Cumpre destacar que, também, foi alterada a sistemática para fixação dos critérios técnicos relativos à metodologia de classificação do grau de relevância das cavidades naturais, que contará com a participação do Ministério de Minas e Energia, além dos órgãos ambientais competentes – Instituto Chico Mendes de Conservação da Biodiversidade (ICMBio) e Instituto Brasileiro do Meio Ambiente e dos Recursos Naturais Renováveis (Ibama), bem como para fixação das regras de compensação espeleológica, sendo prevista a possibilidade de “outras formas de compensação”, que serão analisadas a título extraordinário, pois não previstas no Decreto (Art. 8º).

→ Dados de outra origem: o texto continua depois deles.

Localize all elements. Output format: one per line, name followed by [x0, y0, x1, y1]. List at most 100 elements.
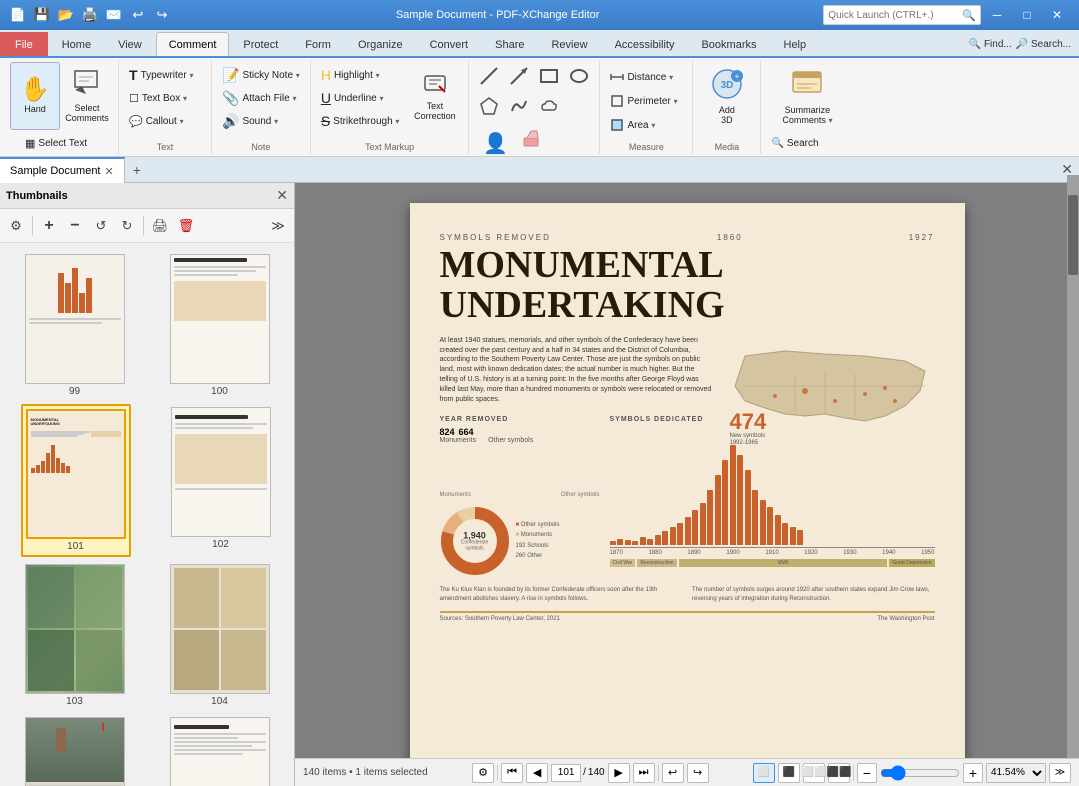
manage-comments-items: SummarizeComments ▾ 🔍 Search — [767, 62, 847, 154]
thumb-rotate-cw-button[interactable]: ↻ — [115, 214, 139, 238]
zoom-in-button[interactable]: + — [963, 763, 983, 783]
thumb-item-104[interactable]: 104 — [167, 561, 273, 710]
pdf-vertical-scrollbar[interactable] — [1067, 183, 1079, 758]
continuous-view[interactable]: ⬛ — [778, 763, 800, 783]
arrow-tool[interactable] — [505, 62, 533, 90]
tab-share[interactable]: Share — [482, 32, 537, 56]
doc-tab-sample[interactable]: Sample Document ✕ — [0, 157, 125, 183]
more-options-button[interactable]: ≫ — [1049, 763, 1071, 783]
sound-button[interactable]: 🔊 Sound ▾ — [218, 110, 304, 132]
thumb-item-100[interactable]: 100 — [167, 251, 273, 400]
search-button[interactable]: 🔎 Search... — [1016, 39, 1071, 50]
tab-bookmarks[interactable]: Bookmarks — [688, 32, 769, 56]
page-number-input[interactable] — [551, 764, 581, 782]
perimeter-button[interactable]: Perimeter ▾ — [606, 90, 686, 112]
open-icon[interactable]: 📂 — [56, 5, 76, 25]
add-3d-button[interactable]: 3D + Add3D — [699, 62, 754, 130]
thumb-settings-button[interactable]: ⚙ — [4, 214, 28, 238]
thumb-rotate-ccw-button[interactable]: ↺ — [89, 214, 113, 238]
undo-icon[interactable]: ↩ — [128, 5, 148, 25]
single-page-view[interactable]: ⬜ — [753, 763, 775, 783]
thumb-zoom-out-button[interactable]: − — [63, 214, 87, 238]
measure-items: Distance ▾ Perimeter ▾ Area ▾ — [606, 62, 686, 140]
summarize-comments-button[interactable]: SummarizeComments ▾ — [775, 62, 840, 130]
thumb-item-102[interactable]: 102 — [168, 404, 274, 557]
thumb-delete-button[interactable]: 🗑 — [174, 214, 198, 238]
underline-button[interactable]: U Underline ▾ — [317, 87, 404, 109]
thumb-item-101[interactable]: MONUMENTALUNDERTAKING — [21, 404, 131, 557]
tab-comment[interactable]: Comment — [156, 32, 230, 56]
go-forward-button[interactable]: ↪ — [687, 763, 709, 783]
zoom-area: ⬜ ⬛ ⬜⬜ ⬛⬛ − + 41.54% 50% 75% 100% 150% ≫ — [753, 763, 1071, 783]
tab-view[interactable]: View — [105, 32, 155, 56]
distance-button[interactable]: Distance ▾ — [606, 66, 686, 88]
close-button[interactable]: ✕ — [1043, 5, 1071, 25]
maximize-button[interactable]: □ — [1013, 5, 1041, 25]
search-icon: 🔍 — [962, 9, 976, 22]
tab-convert[interactable]: Convert — [417, 32, 482, 56]
tab-help[interactable]: Help — [771, 32, 820, 56]
scrollbar-thumb[interactable] — [1068, 195, 1078, 275]
tab-review[interactable]: Review — [538, 32, 600, 56]
thumb-zoom-in-button[interactable]: + — [37, 214, 61, 238]
tab-file[interactable]: File — [0, 32, 48, 56]
tab-accessibility[interactable]: Accessibility — [602, 32, 688, 56]
find-button[interactable]: 🔍 Find... — [969, 39, 1012, 50]
text-correction-button[interactable]: TextCorrection — [407, 62, 462, 130]
go-back-button[interactable]: ↩ — [662, 763, 684, 783]
cloud-tool[interactable] — [535, 92, 563, 120]
thumb-print-button[interactable]: 🖨 — [148, 214, 172, 238]
first-page-button[interactable]: ⏮ — [501, 763, 523, 783]
callout-button[interactable]: 💬 Callout ▾ — [125, 110, 205, 132]
thumb-item-105[interactable]: 105 — [22, 714, 128, 786]
save-icon[interactable]: 💾 — [32, 5, 52, 25]
hand-tool-button[interactable]: ✋ Hand — [10, 62, 60, 130]
tab-home[interactable]: Home — [49, 32, 104, 56]
svg-text:+: + — [735, 72, 740, 81]
polygon-tool[interactable] — [475, 92, 503, 120]
email-icon[interactable]: ✉️ — [104, 5, 124, 25]
add-tab-button[interactable]: + — [125, 157, 149, 182]
select-comments-button[interactable]: SelectComments — [62, 62, 112, 130]
tab-protect[interactable]: Protect — [230, 32, 291, 56]
textbox-button[interactable]: ☐ Text Box ▾ — [125, 87, 205, 109]
quick-launch-search[interactable]: 🔍 — [823, 5, 981, 25]
sticky-note-button[interactable]: 📝 Sticky Note ▾ — [218, 64, 304, 86]
comments-search-button[interactable]: 🔍 Search — [767, 132, 847, 154]
zoom-dropdown[interactable]: 41.54% 50% 75% 100% 150% — [986, 763, 1046, 783]
eraser-tool[interactable] — [517, 124, 545, 152]
search-comments-icon: 🔍 — [771, 138, 783, 149]
strikethrough-button[interactable]: S Strikethrough ▾ — [317, 110, 404, 132]
last-page-button[interactable]: ⏭ — [633, 763, 655, 783]
select-text-button[interactable]: ▦ Select Text — [21, 132, 101, 154]
prev-page-button[interactable]: ◀ — [526, 763, 548, 783]
tab-organize[interactable]: Organize — [345, 32, 416, 56]
highlight-button[interactable]: H Highlight ▾ — [317, 64, 404, 86]
thumb-item-99[interactable]: 99 — [22, 251, 128, 400]
rect-tool[interactable] — [535, 62, 563, 90]
redo-icon[interactable]: ↪ — [152, 5, 172, 25]
thumb-more-button[interactable]: ≫ — [266, 214, 290, 238]
area-button[interactable]: Area ▾ — [606, 114, 686, 136]
settings-cog[interactable]: ⚙ — [472, 763, 494, 783]
attach-file-button[interactable]: 📎 Attach File ▾ — [218, 87, 304, 109]
minimize-button[interactable]: ─ — [983, 5, 1011, 25]
quick-launch-input[interactable] — [828, 10, 958, 21]
thumb-item-106[interactable]: 106 — [167, 714, 273, 786]
freehand-tool[interactable] — [505, 92, 533, 120]
panel-close-button[interactable]: ✕ — [276, 187, 288, 204]
facing-continuous-view[interactable]: ⬛⬛ — [828, 763, 850, 783]
pdf-content[interactable]: SYMBOLS REMOVED 1860 1927 MONUMENTAL UND… — [295, 183, 1079, 758]
print-icon[interactable]: 🖨️ — [80, 5, 100, 25]
next-page-button[interactable]: ▶ — [608, 763, 630, 783]
ellipse-tool[interactable] — [565, 62, 593, 90]
tab-form[interactable]: Form — [292, 32, 344, 56]
zoom-slider[interactable] — [880, 765, 960, 781]
zoom-out-button[interactable]: − — [857, 763, 877, 783]
facing-view[interactable]: ⬜⬜ — [803, 763, 825, 783]
doc-tab-close[interactable]: ✕ — [105, 165, 114, 178]
typewriter-button[interactable]: T Typewriter ▾ — [125, 64, 205, 86]
note-items: 📝 Sticky Note ▾ 📎 Attach File ▾ 🔊 Sound … — [218, 62, 304, 140]
thumb-item-103[interactable]: 103 — [22, 561, 128, 710]
line-tool[interactable] — [475, 62, 503, 90]
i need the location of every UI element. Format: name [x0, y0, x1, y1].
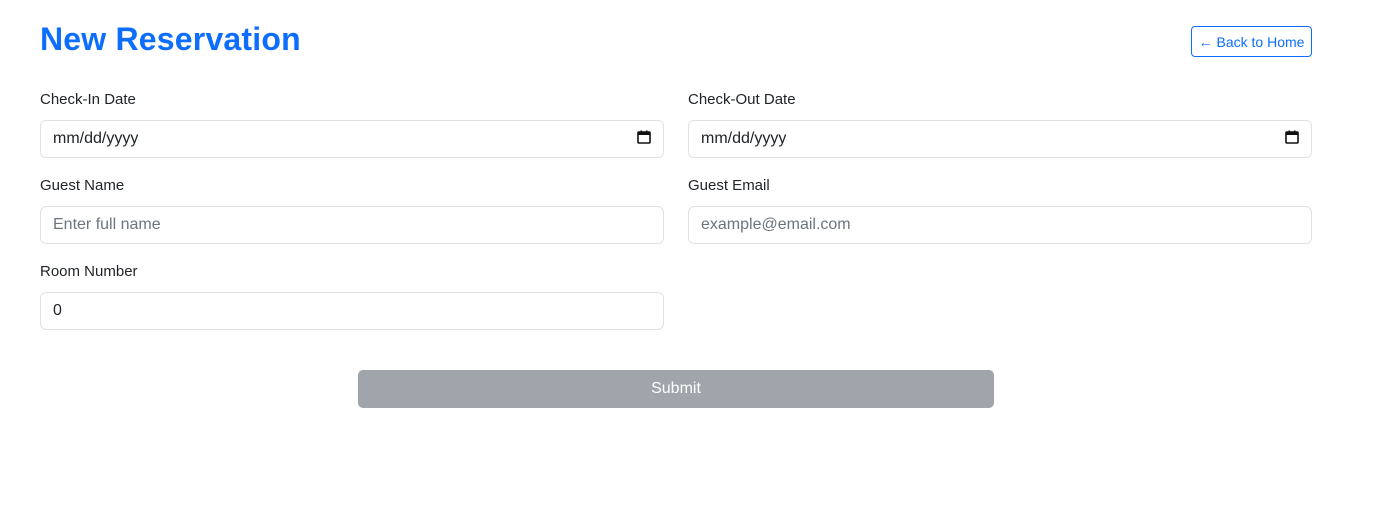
check-out-date-input[interactable]: mm/dd/yyyy: [688, 120, 1312, 158]
guest-name-input[interactable]: Enter full name: [40, 206, 664, 244]
back-to-home-label: Back to Home: [1216, 33, 1305, 50]
arrow-left-icon: ←: [1198, 33, 1213, 50]
calendar-icon[interactable]: [637, 130, 651, 149]
check-in-date-value: mm/dd/yyyy: [53, 130, 139, 147]
back-to-home-button[interactable]: ← Back to Home: [1191, 26, 1312, 57]
room-number-value: 0: [53, 302, 62, 319]
guest-email-placeholder: example@email.com: [701, 216, 851, 233]
guest-name-label: Guest Name: [40, 177, 125, 194]
calendar-icon[interactable]: [1285, 130, 1299, 149]
page-title: New Reservation: [40, 21, 301, 57]
room-number-label: Room Number: [40, 263, 138, 280]
guest-email-input[interactable]: example@email.com: [688, 206, 1312, 244]
reservation-page: New Reservation ← Back to Home Check-In …: [0, 0, 1386, 507]
room-number-input[interactable]: 0: [40, 292, 664, 330]
check-out-label: Check-Out Date: [688, 91, 796, 108]
guest-name-placeholder: Enter full name: [53, 216, 161, 233]
check-in-date-input[interactable]: mm/dd/yyyy: [40, 120, 664, 158]
guest-email-label: Guest Email: [688, 177, 770, 194]
check-out-date-value: mm/dd/yyyy: [701, 130, 787, 147]
check-in-label: Check-In Date: [40, 91, 136, 108]
submit-button[interactable]: Submit: [358, 370, 994, 408]
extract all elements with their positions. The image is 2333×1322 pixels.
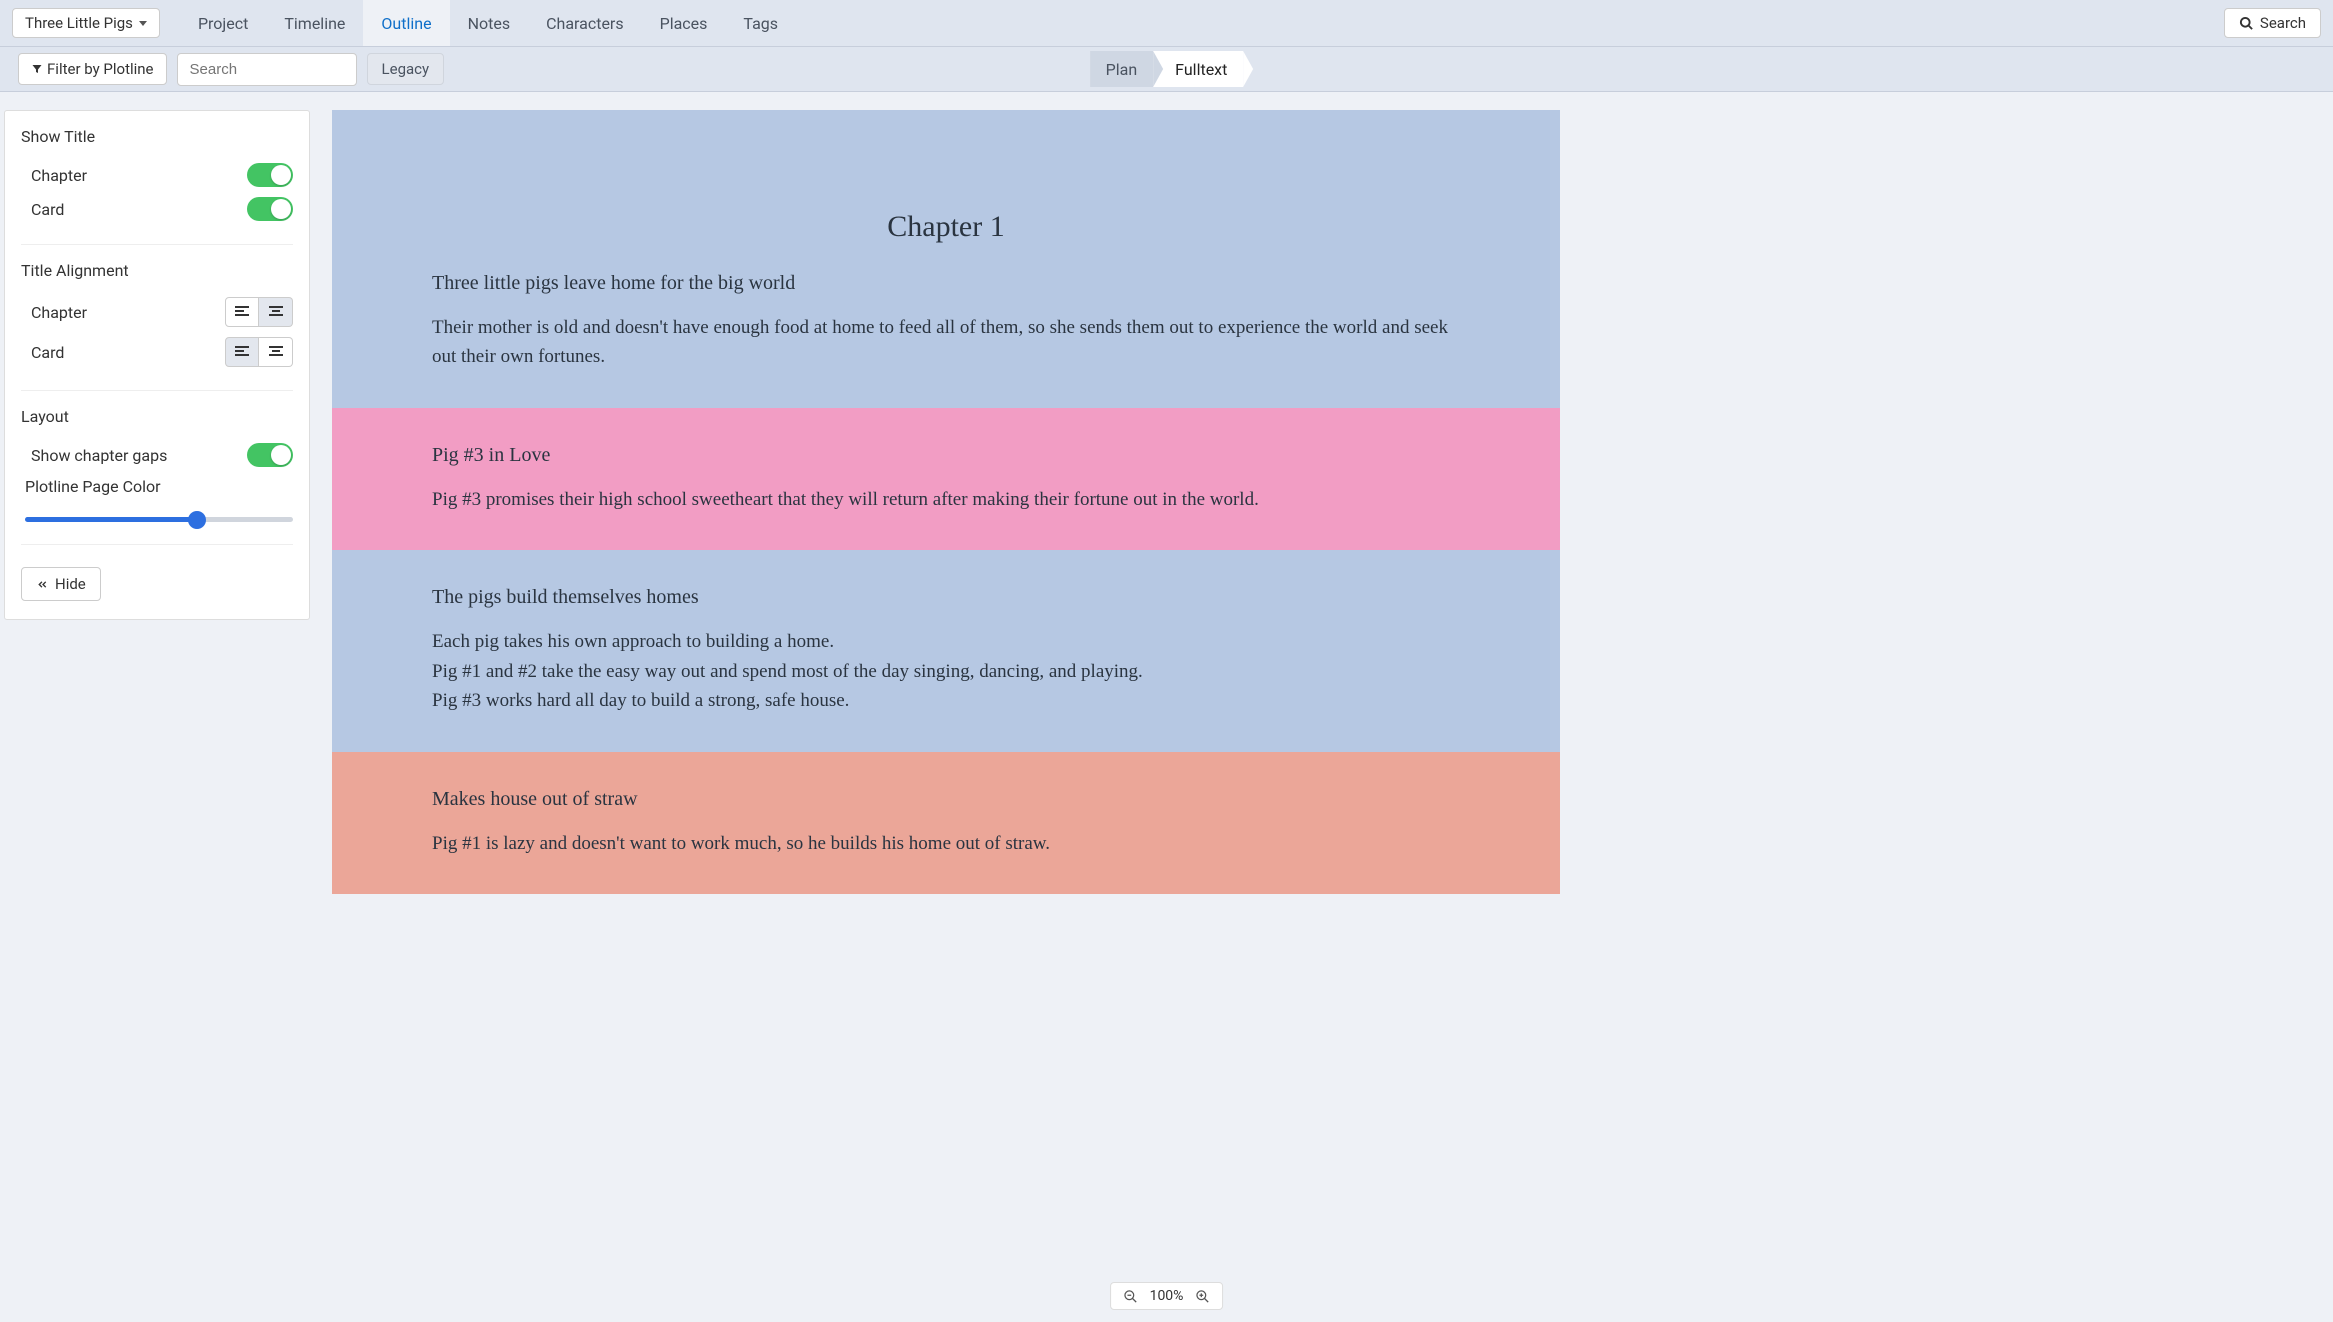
search-label: Search [2260,14,2306,32]
card-title: Pig #3 in Love [432,444,1460,467]
zoom-control: 100% [1110,1282,1224,1310]
card-align-center[interactable] [259,337,293,367]
project-selector[interactable]: Three Little Pigs [12,8,160,38]
story-card[interactable]: Pig #3 in Love Pig #3 promises their high… [332,408,1560,550]
nav-tab-notes[interactable]: Notes [450,0,529,46]
card-title: The pigs build themselves homes [432,586,1460,609]
settings-sidebar: Show Title Chapter Card Title Alignment … [4,110,310,620]
align-center-icon [269,306,283,318]
document-area: Chapter 1 Three little pigs leave home fo… [332,110,1560,894]
caret-down-icon [139,21,147,26]
chevron-left-double-icon [36,578,49,591]
chapter-align-left[interactable] [225,297,259,327]
card-body: Pig #1 is lazy and doesn't want to work … [432,829,1460,858]
show-gaps-label: Show chapter gaps [31,446,167,465]
card-align-label: Card [31,343,64,362]
title-alignment-heading: Title Alignment [21,261,293,280]
legacy-button[interactable]: Legacy [367,53,445,85]
zoom-value: 100% [1150,1288,1184,1304]
nav-tab-characters[interactable]: Characters [528,0,642,46]
filter-plotline-button[interactable]: Filter by Plotline [18,53,167,85]
card-body: Their mother is old and doesn't have eno… [432,313,1460,372]
nav-tab-outline[interactable]: Outline [363,0,449,46]
search-button[interactable]: Search [2224,8,2321,38]
plotline-color-label: Plotline Page Color [25,477,161,496]
nav-tab-tags[interactable]: Tags [725,0,796,46]
card-title: Makes house out of straw [432,788,1460,811]
toggle-show-gaps[interactable] [247,443,293,467]
nav-tab-places[interactable]: Places [642,0,726,46]
breadcrumb-fulltext[interactable]: Fulltext [1153,51,1243,87]
hide-sidebar-button[interactable]: Hide [21,567,101,601]
breadcrumb-plan[interactable]: Plan [1090,51,1154,87]
toolbar: Filter by Plotline Legacy Plan Fulltext [0,46,2333,92]
show-title-heading: Show Title [21,127,293,146]
chapter-title: Chapter 1 [432,210,1460,244]
zoom-out-button[interactable] [1123,1289,1138,1304]
show-card-label: Card [31,200,64,219]
search-icon [2239,16,2254,31]
zoom-in-button[interactable] [1195,1289,1210,1304]
chapter-align-center[interactable] [259,297,293,327]
toggle-show-card[interactable] [247,197,293,221]
nav-tab-project[interactable]: Project [180,0,266,46]
story-card[interactable]: Chapter 1 Three little pigs leave home fo… [332,110,1560,408]
story-card[interactable]: The pigs build themselves homes Each pig … [332,550,1560,751]
align-left-icon [235,346,249,358]
chapter-align-label: Chapter [31,303,87,322]
layout-heading: Layout [21,407,293,426]
card-body: Each pig takes his own approach to build… [432,627,1460,715]
filter-label: Filter by Plotline [47,60,154,78]
filter-icon [31,63,43,75]
view-breadcrumb: Plan Fulltext [1090,51,1244,87]
card-align-left[interactable] [225,337,259,367]
toggle-show-chapter[interactable] [247,163,293,187]
nav-tabs: ProjectTimelineOutlineNotesCharactersPla… [180,0,796,46]
topbar: Three Little Pigs ProjectTimelineOutline… [0,0,2333,46]
align-center-icon [269,346,283,358]
show-chapter-label: Chapter [31,166,87,185]
hide-label: Hide [55,575,86,593]
project-name: Three Little Pigs [25,14,133,32]
align-left-icon [235,306,249,318]
card-title: Three little pigs leave home for the big… [432,272,1460,295]
outline-search-input[interactable] [177,53,357,86]
card-body: Pig #3 promises their high school sweeth… [432,485,1460,514]
zoom-out-icon [1123,1289,1138,1304]
zoom-in-icon [1195,1289,1210,1304]
nav-tab-timeline[interactable]: Timeline [266,0,363,46]
plotline-color-slider[interactable] [25,517,293,522]
story-card[interactable]: Makes house out of straw Pig #1 is lazy a… [332,752,1560,894]
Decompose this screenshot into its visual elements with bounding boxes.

Controvérsia acerca do decreto
A Rede Sustentabilidade ajuizou no STF uma Arguição de Descumprimento de Preceito Fundamental (ADPF 935), em 17 de janeiro de 2022, requerendo a imediata suspensão dos efeitos do decreto (em sede de medida liminar), com a retomada dos efeitos da norma anterior (Decreto 99.556/1990) e, no mérito, que seja reconhecida a incompatibilidade do decreto com preceitos fundamentais da Constituição Federal, com a consequente retomada da produção de efeitos da norma revogada, bem como a declaração de inconstitucionalidade do decreto.
Em seguida, o ministro do STF Ricardo Lewandowski e relator da ADPF 935 determinou a suspensão parcial do decreto que flexibilizou a proteção das cavernas brasileiras, em 24 de janeiro. Assim, ficam suspensos os efeitos dos artigos 4º e 6º, citados acima, até que o plenário do STF julgue definitivamente o caso.
Com a liminar parcialmente concedida em decisão monocrática por Lewandowski, volta a valer o artigo 3º do Decreto nº 99.556/1990, com a redação dada pelo Decreto nº 6.640/2008, que estabelece que uma “cavidade natural subterrânea com grau de relevância máximo e sua área de influência não podem ser objeto de impactos negativos irreversíveis, sendo que sua utilização deve fazer-se somente dentro de condições que assegurem sua integridade física e a manutenção do seu equilíbrio ecológico”.
O decreto já havia sido questionado por meio de uma Ação Popular em trâmite na 13º Vara Federal da Seção Judiciária do Distrito Federal , em 14 de janeiro de 2022, na qual também foi requerida a suspensão imediata dos efeitos do decreto (em sede liminar) e a declaração de nulidade por violação ao Art. 225, §1º, III da Constituição Federal, que trata da proteção ao meio ambiente, ofensa aos princípios constitucionais da legalidade (reserva de lei) e da vedação ao retrocesso ambiental (proibição de diminuição e regressão da tutela ao meio ambiente). Ainda não foi proferida decisão, tendo o juízo determinado a intimação do Ministério Público Federal e da União Federal, para que se manifestem acerca do pedido de tutela de urgência formulado.
Em sede legislativa, parlamentares já se manifestaram no sentido de que intencionam apresentar propostas contrárias ao teor do decreto.